Joris of the Rock [The Neustrian Cycle, Book II] (Forgotten Fantasy Library)

Page 7

by Leslie Barringer


  "Joris, I like you well," she crooned. "Guard your runes and your Rock, then; I shall maybe arrive at both when you least expect it."

  "Either is ready for you when you trust yourself to me. We might be happy together in the moors – and not always in the moors."

  "It will require grim turmoil to make your peace with Church and State."

  "Ay, turmoil I thrive on. But hearken to this, Red Anne – if you need me you shall find me, so be it I am alive. Do you know Imbert, the dealer in hides, who dwells across the square?"

  "Only by sight, but I know him."

  "He knows me, but not by my own name. Go to him any time, draw him apart, and ask him how many clubs are in the pack this morning. If he say thirteen, he will add the name of an approaching day; on that day one of my men will be with him. If he say fourteen, then a man is there at the time. Only my trustiest pass between me and Imbert; any of them will convey you safely and secretly with him to the Rock."

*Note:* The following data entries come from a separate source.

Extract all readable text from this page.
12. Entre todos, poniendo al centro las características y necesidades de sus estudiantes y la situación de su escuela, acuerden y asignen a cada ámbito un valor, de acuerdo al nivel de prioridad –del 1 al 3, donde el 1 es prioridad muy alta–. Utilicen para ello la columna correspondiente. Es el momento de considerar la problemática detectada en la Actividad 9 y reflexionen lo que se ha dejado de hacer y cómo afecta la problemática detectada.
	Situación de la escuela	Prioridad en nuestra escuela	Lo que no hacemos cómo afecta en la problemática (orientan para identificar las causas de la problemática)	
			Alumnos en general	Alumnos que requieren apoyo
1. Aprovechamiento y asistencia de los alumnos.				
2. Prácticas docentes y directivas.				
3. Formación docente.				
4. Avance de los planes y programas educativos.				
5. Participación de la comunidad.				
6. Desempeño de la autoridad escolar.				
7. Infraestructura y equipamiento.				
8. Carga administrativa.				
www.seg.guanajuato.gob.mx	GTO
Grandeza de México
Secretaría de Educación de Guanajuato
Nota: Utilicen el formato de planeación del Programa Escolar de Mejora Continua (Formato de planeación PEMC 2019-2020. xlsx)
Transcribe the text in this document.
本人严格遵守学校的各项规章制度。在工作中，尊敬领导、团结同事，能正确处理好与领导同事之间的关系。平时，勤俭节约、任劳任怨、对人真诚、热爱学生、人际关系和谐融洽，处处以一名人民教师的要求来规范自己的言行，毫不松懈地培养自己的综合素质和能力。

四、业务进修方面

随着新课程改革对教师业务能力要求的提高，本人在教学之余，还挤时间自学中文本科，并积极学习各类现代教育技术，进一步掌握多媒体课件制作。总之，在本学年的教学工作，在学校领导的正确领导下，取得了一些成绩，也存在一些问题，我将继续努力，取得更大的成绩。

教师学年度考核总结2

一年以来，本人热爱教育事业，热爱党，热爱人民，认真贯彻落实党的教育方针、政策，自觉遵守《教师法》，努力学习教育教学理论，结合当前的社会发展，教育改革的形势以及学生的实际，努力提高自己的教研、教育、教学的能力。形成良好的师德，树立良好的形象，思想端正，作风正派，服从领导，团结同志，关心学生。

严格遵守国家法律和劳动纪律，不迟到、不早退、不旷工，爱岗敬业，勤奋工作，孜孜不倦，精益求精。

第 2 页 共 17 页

  "Phoo! What a cardinal's coil of precaution!"

  "I am not done yet. Do not seek to have your guide ambushed by Riders of Campscapel, for you will be sadly disappointed in the attempt."

  "What if I bewitched him?" the girl demanded softly.

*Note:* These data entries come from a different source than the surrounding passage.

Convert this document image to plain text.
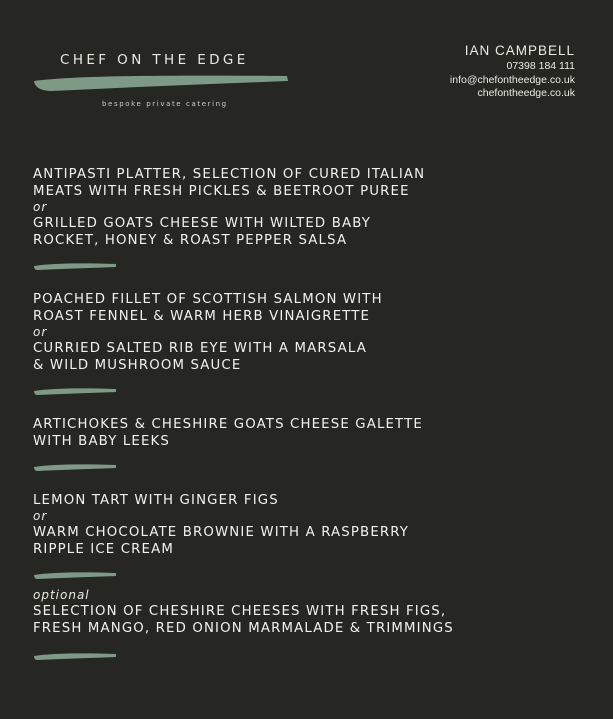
CHEF ON THE EDGE
bespoke private catering
IAN CAMPBELL
07398 184 111
info@chefontheedge.co.uk
chefontheedge.co.uk
ANTIPASTI PLATTER, SELECTION OF CURED ITALIAN
MEATS WITH FRESH PICKLES & BEETROOT PUREE
or
GRILLED GOATS CHEESE WITH WILTED BABY
ROCKET, HONEY & ROAST PEPPER SALSA
POACHED FILLET OF SCOTTISH SALMON WITH
ROAST FENNEL & WARM HERB VINAIGRETTE
or
CURRIED SALTED RIB EYE WITH A MARSALA
& WILD MUSHROOM SAUCE
ARTICHOKES & CHESHIRE GOATS CHEESE GALETTE
WITH BABY LEEKS
LEMON TART WITH GINGER FIGS
or
WARM CHOCOLATE BROWNIE WITH A RASPBERRY
RIPPLE ICE CREAM
optional
SELECTION OF CHESHIRE CHEESES WITH FRESH FIGS,
FRESH MANGO, RED ONION MARMALADE & TRIMMINGS
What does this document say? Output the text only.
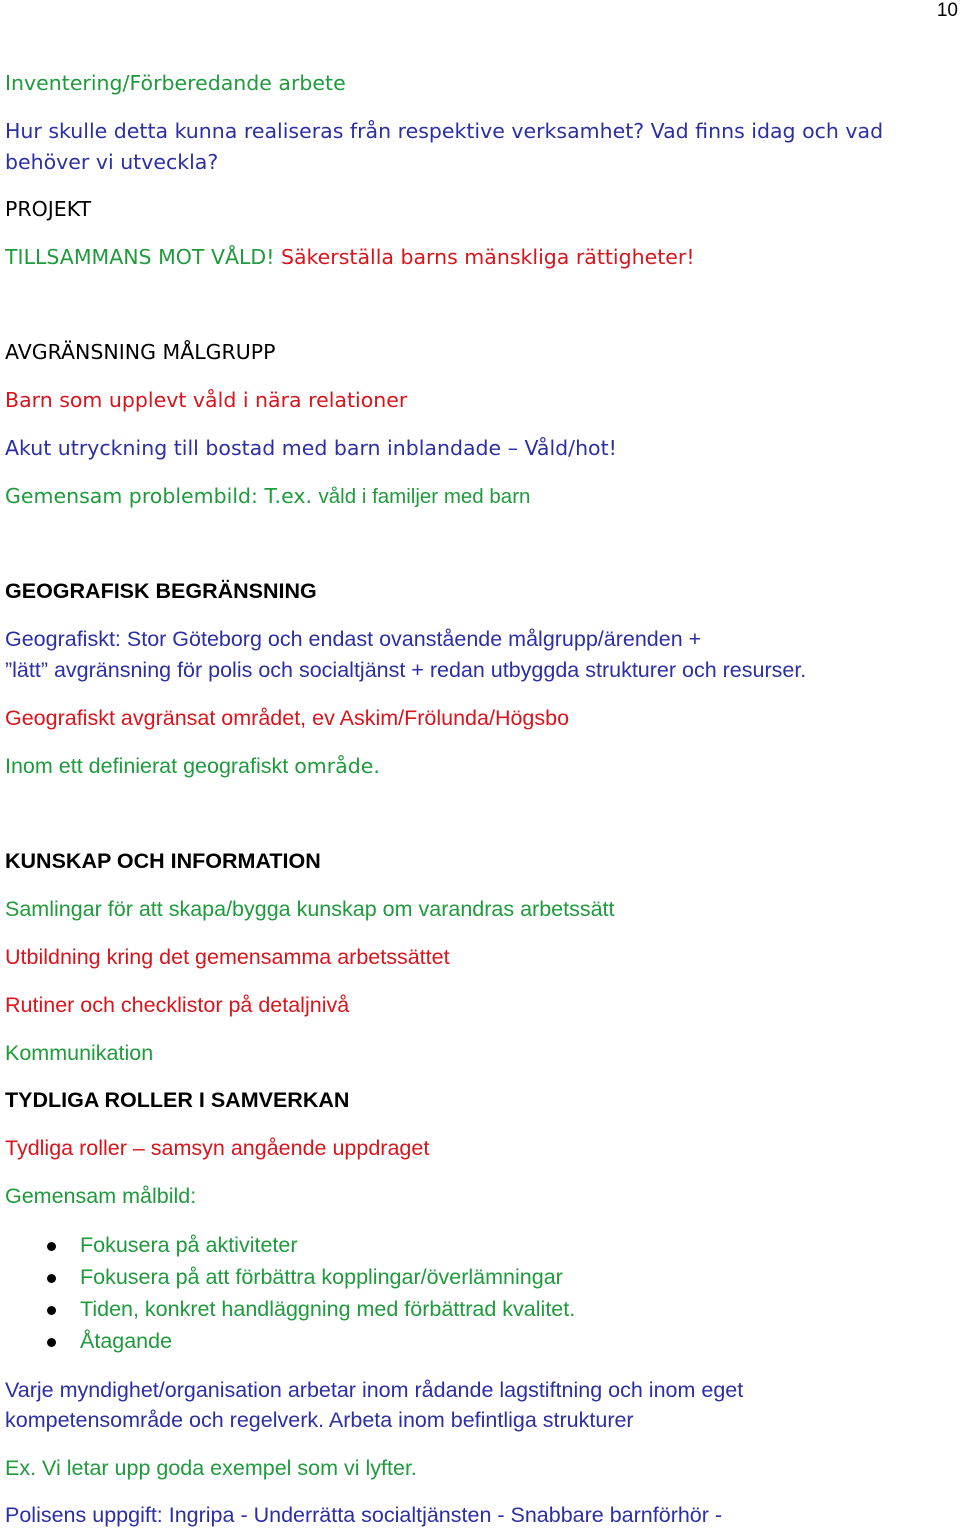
10
Inventering/Förberedande arbete
Hur skulle detta kunna realiseras från respektive verksamhet? Vad finns idag och vad
behöver vi utveckla?
PROJEKT
TILLSAMMANS MOT VÅLD! Säkerställa barns mänskliga rättigheter!
AVGRÄNSNING MÅLGRUPP
Barn som upplevt våld i nära relationer
Akut utryckning till bostad med barn inblandade – Våld/hot!
Gemensam problembild: T.ex. våld i familjer med barn
GEOGRAFISK BEGRÄNSNING
Geografiskt: Stor Göteborg och endast ovanstående målgrupp/ärenden +
”lätt” avgränsning för polis och socialtjänst + redan utbyggda strukturer och resurser.
Geografiskt avgränsat området, ev Askim/Frölunda/Högsbo
Inom ett definierat geografiskt område.
KUNSKAP OCH INFORMATION
Samlingar för att skapa/bygga kunskap om varandras arbetssätt
Utbildning kring det gemensamma arbetssättet
Rutiner och checklistor på detaljnivå
Kommunikation
TYDLIGA ROLLER I SAMVERKAN
Tydliga roller – samsyn angående uppdraget
Gemensam målbild:
Fokusera på aktiviteter
Fokusera på att förbättra kopplingar/överlämningar
Tiden, konkret handläggning med förbättrad kvalitet.
Åtagande
Varje myndighet/organisation arbetar inom rådande lagstiftning och inom eget
kompetensområde och regelverk. Arbeta inom befintliga strukturer
Ex. Vi letar upp goda exempel som vi lyfter.
Polisens uppgift: Ingripa - Underrätta socialtjänsten - Snabbare barnförhör -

  "That I am willing to risk," said Joris, with a bleak grin. "Make your cause one with mine, and I shall trust you utterly. Many a man must have knelt for a word of hope from your lips; I will stand upright instead, with faith in my good fortune."

  And he rose to his full height and fumbled in his wallet, cursing his heart that pounded to plead and his hands that tingled to plunder. He meant that he, not she, should end this queer encounter; and Anne's tilted regard was curious rather than friendly.

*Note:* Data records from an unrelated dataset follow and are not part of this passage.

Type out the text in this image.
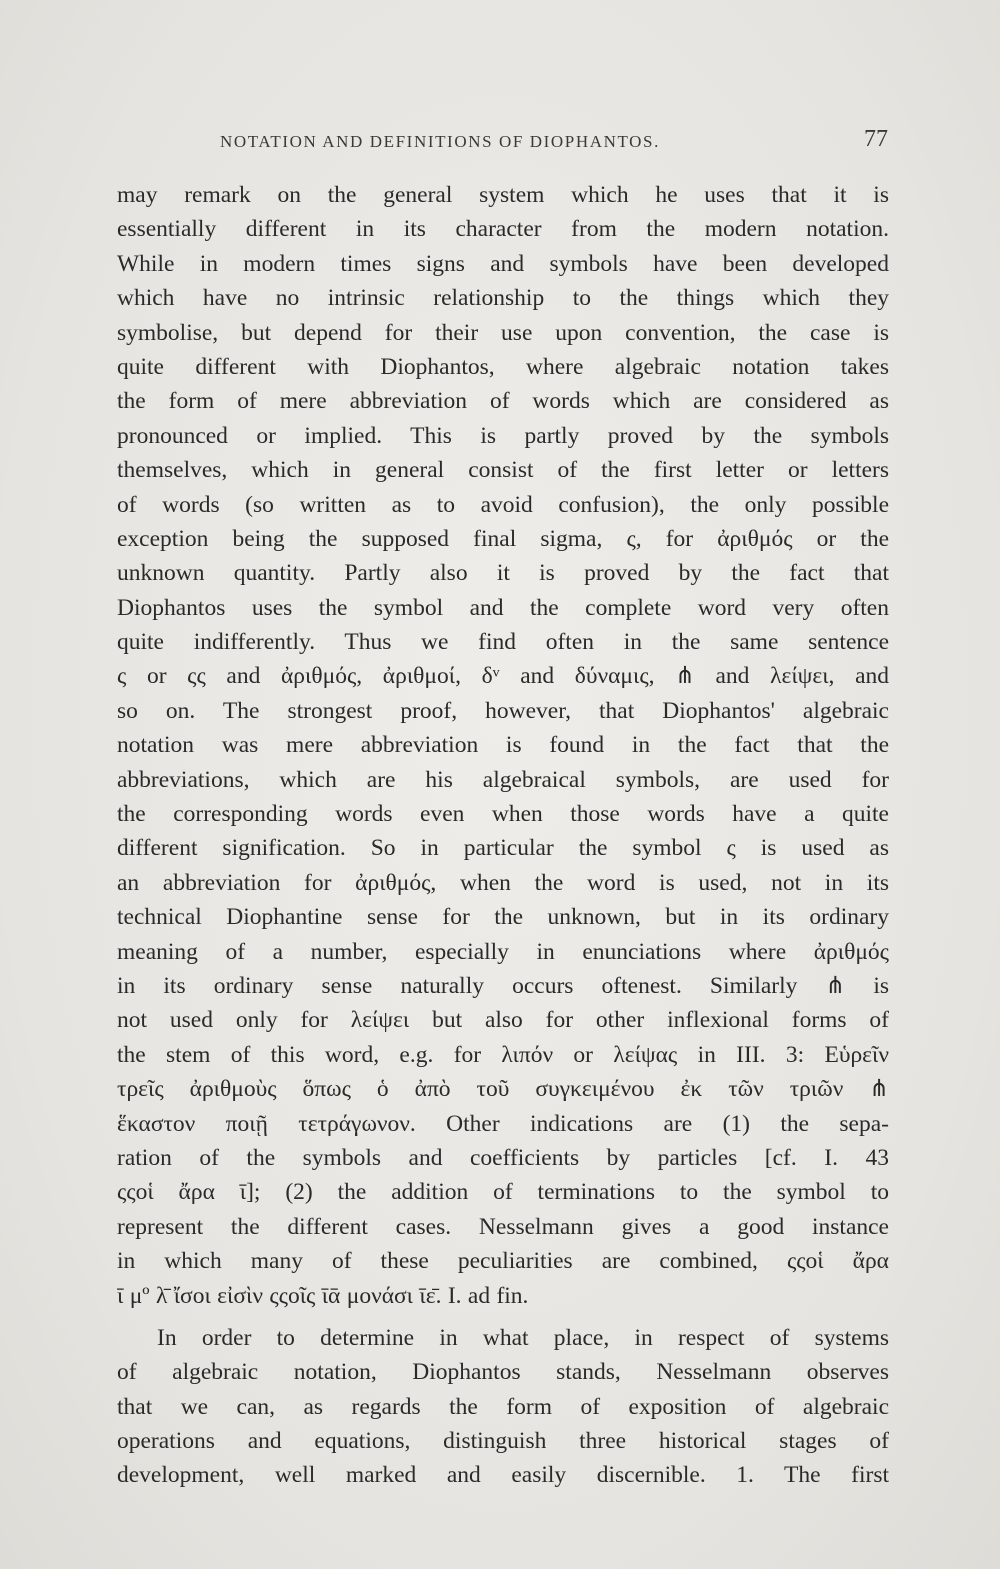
NOTATION AND DEFINITIONS OF DIOPHANTOS.	77
may remark on the general system which he uses that it is
essentially different in its character from the modern notation.
While in modern times signs and symbols have been developed
which have no intrinsic relationship to the things which they
symbolise, but depend for their use upon convention, the case is
quite different with Diophantos, where algebraic notation takes
the form of mere abbreviation of words which are considered as
pronounced or implied. This is partly proved by the symbols
themselves, which in general consist of the first letter or letters
of words (so written as to avoid confusion), the only possible
exception being the supposed final sigma, ς, for ἀριθμός or the
unknown quantity. Partly also it is proved by the fact that
Diophantos uses the symbol and the complete word very often
quite indifferently. Thus we find often in the same sentence
ς or ςς and ἀριθμός, ἀριθμοί, δᵛ and δύναμις, ⋔ and λείψει, and
so on. The strongest proof, however, that Diophantos' algebraic
notation was mere abbreviation is found in the fact that the
abbreviations, which are his algebraical symbols, are used for
the corresponding words even when those words have a quite
different signification. So in particular the symbol ς is used as
an abbreviation for ἀριθμός, when the word is used, not in its
technical Diophantine sense for the unknown, but in its ordinary
meaning of a number, especially in enunciations where ἀριθμός
in its ordinary sense naturally occurs oftenest. Similarly ⋔ is
not used only for λείψει but also for other inflexional forms of
the stem of this word, e.g. for λιπόν or λείψας in III. 3: Εὑρεῖν
τρεῖς ἀριθμοὺς ὅπως ὁ ἀπὸ τοῦ συγκειμένου ἐκ τῶν τριῶν ⋔
ἕκαστον ποιῇ τετράγωνον. Other indications are (1) the sepa-
ration of the symbols and coefficients by particles [cf. I. 43
ςςοἱ ἄρα ῑ]; (2) the addition of terminations to the symbol to
represent the different cases. Nesselmann gives a good instance
in which many of these peculiarities are combined, ςςοἱ ἄρα
ῑ μº λ̄ ἴσοι εἰσὶν ςςοῖς ῑᾱ μονάσι ῑε̄. I. ad fin.
In order to determine in what place, in respect of systems
of algebraic notation, Diophantos stands, Nesselmann observes
that we can, as regards the form of exposition of algebraic
operations and equations, distinguish three historical stages of
development, well marked and easily discernible. 1. The first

  There came a silver flash in her face; Joris half drew the mirror of steel from its velvet cover, holding it out to her through fire gleam and riddled moonlight.

  "Look you on your beauty in this," he growled, "and know it bought, not stolen."

  "Harsh words, and mystery, and a gift," murmured Red Anne as she took the mirror. "Is it art or nature in a wolf's head this to snare attention? Men say that in foray you strike and are gone like a hailstorm on the heather. But indeed you have more of the Montcarneax than their stature and golden hair ..;. Gramercy, Joris."

  "Harsh words for a foreman's lady, mystery for one well versed in mysteries, the gift for Red Anne whose bright company I covet as a pries should covet Paradise. Farewell, now that you know my mind. Love your Lorin while you may, romp with the Devil if you must, but remember I wait in the hills."

  "How long will you wait?"

  "As long as need be. How long was that old city in the taking?"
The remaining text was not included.